Steve Groves asked today about the reasoning behind my practice of moderating comments. He follows Scoble's practice of leaving comments open and unmoderated. I've not left a comment on Scobleizer but I presume Bob also uses CAPTCHA (that tool that displays a graphic containing a few charatcers and requires you to enter them).
In contrast, when I set up a blog for a client, I turn off CAPTCHA and authentication but turn on moderation (comments must be approved by the blog owner before they are published. Here is my reasoning:
- Make it as easy as possible for people to leave comments.
- Make sure that negative, derogatory, or inappropriate comments never get published.
- Make sure comments are read by the blog owner in a timely manner.
One big reason for our blogs is to solicit feedback. We want that feedback. If someone is going to take the time and energy to respond to my blog and provide me with a pearl of wisdom, I want to make sure that there are as few barriers as possible. To me, authentication and CAPTCHA are barriers. By using them, we are making legitimate commenters jump through hoops. CAPTCHA sends the wrong message: "Blogger to Commenter: My convenience is more important than yours."

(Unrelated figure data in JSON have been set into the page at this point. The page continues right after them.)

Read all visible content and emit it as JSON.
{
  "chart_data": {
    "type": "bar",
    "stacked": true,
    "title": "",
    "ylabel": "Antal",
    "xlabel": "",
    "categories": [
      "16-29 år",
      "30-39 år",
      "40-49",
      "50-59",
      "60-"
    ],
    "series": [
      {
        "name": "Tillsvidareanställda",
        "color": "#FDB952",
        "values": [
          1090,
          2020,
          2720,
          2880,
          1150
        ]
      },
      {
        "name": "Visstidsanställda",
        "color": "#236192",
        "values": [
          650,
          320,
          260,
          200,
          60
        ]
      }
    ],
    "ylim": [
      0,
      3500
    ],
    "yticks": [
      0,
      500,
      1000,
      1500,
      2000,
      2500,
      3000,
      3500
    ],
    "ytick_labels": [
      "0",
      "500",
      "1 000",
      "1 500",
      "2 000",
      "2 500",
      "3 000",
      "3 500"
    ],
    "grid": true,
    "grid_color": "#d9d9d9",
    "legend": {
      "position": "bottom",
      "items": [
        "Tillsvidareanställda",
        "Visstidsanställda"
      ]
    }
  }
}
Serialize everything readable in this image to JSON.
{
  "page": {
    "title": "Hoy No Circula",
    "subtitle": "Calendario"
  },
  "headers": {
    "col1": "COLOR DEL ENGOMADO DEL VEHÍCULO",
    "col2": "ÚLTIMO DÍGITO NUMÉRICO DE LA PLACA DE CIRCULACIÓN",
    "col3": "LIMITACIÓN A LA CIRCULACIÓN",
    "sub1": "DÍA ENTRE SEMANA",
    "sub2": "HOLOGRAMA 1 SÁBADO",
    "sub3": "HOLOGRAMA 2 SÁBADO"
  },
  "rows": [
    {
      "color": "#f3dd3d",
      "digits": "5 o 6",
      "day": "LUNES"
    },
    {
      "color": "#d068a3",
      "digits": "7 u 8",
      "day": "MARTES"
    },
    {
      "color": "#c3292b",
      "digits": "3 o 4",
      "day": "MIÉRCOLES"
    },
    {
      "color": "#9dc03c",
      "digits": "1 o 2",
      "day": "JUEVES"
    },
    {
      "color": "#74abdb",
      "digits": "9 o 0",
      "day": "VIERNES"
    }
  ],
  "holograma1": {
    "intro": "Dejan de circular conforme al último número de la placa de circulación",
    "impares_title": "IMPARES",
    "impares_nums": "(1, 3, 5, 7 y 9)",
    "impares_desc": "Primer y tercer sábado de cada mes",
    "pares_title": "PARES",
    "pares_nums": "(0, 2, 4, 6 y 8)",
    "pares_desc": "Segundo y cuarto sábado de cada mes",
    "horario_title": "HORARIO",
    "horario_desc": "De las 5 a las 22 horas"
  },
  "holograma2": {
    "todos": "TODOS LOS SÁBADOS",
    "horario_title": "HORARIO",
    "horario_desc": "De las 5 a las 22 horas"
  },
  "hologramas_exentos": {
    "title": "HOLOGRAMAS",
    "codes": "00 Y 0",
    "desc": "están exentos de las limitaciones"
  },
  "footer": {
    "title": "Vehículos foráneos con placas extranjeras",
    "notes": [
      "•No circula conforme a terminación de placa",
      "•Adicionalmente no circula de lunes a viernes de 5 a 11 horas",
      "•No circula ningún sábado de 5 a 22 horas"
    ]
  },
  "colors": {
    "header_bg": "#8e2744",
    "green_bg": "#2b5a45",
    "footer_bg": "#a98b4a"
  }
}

We do however, want to make sure that comments are approriate. If someone is going to leave a comment saying mean things about my wife - as has happened to Miriam Scoble - I don't want that post to ever be published. I accomplish that by moderating comments.
To accomplish the third goal, I configure the blog so the owner is notified of each comment. Otherwise, if someone leaves a comment to a post I wrote months ago, I might not notice. On top of that, most business owners have their hands full just running their businesses. They are likely to be too busy to periodically check for comments if they have to do it themselves. Email notification is a great way to make sure that comments get read.
I'm not saying that Bob Scoble does it the wrong way. Bob Scoble has a different problem: He gets hundreds (thousands?) of comments and it is just not humanly possible for him to review and approve each one. CAPTCHA allows him to filter out the SPAM. It does not, however, prevent inapropriate comments from being published, but Bob knows that and it's something he is willing to accept.